The safety agency proclaimed that “due to the potential health risk they pose, these consumer products containing radioactive materials are therefore prohibited by law. Ionizing radiation can damage tissue and DNA and can cause, for example, red skin. Only low levels of radiation have been measured on these specific products and exposure to ionizing radiation can cause adverse health effects.”
This product alert was issued by the Dutch authority for nuclear safety and radiation protection (ANVS) concerning 10 products.
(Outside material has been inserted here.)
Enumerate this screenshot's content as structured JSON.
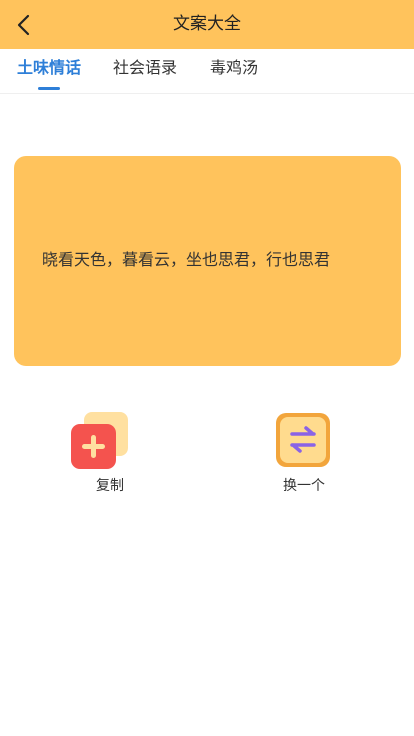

Since there have been attacks on transmitters by people who believe they are harmful. The products identified included an "Energy Armor" sleeping mask, bracelet, and necklace. A bracelet for children, branded Magnetix Wellness, was also found to be emitting radiation. “However, someone who wears a product of this kind for a prolonged period (a year, 24 hours a day) could expose themselves to a level of radiation that exceeds the stringent limit for skin exposure that applies in the Netherlands. To avoid any risk, the ANVS calls on owners of such items not to wear them from now on.”
Governments across the world have started to establish the infrastructure for fast 5G internet, a range of groups have emerged voicing fears over the health effects of mobile telephony. A person in a mask walks past a 5G advert, a Christian TV channel fined by Ofcom over Covid conspiracy theories. The concerns vary from questioning the level of research that has been done into the impact of radio frequencies and proximity to masts, to allegations that 5G is the cause of anything from headaches to immune deficiencies.
"The sellers in the Netherlands known to the ANVS have been told that the sale is prohibited and must be stopped immediately and that they must inform their customers about this." Conspiracy theories have fuelled a market of "anti-5G" devices that are typically found to have no effect.
In May 2020, the UK Trading Standards sought to halt sales of a £339 USB stick that claimed to offer "protection" from 5G. So-called "anti-radiation stickers" have also been sold on Amazon. Despite this, an industry suggesting that certain types of jewelry, including one product mentioned in the Dutch alert that claims to “utilize pure minerals and volcanic ash that are extracted from the Earth,” has burgeoned. WHO has said that 5G is safe and that there is nothing fundamentally different about the physical characteristics of the radio signals produced by 5G compared with those produced by 3G and 4G. Last year, 15 EU member states called on the European Commission to address a spate of conspiracy theories that had led to arson attacks against telecommunications masts.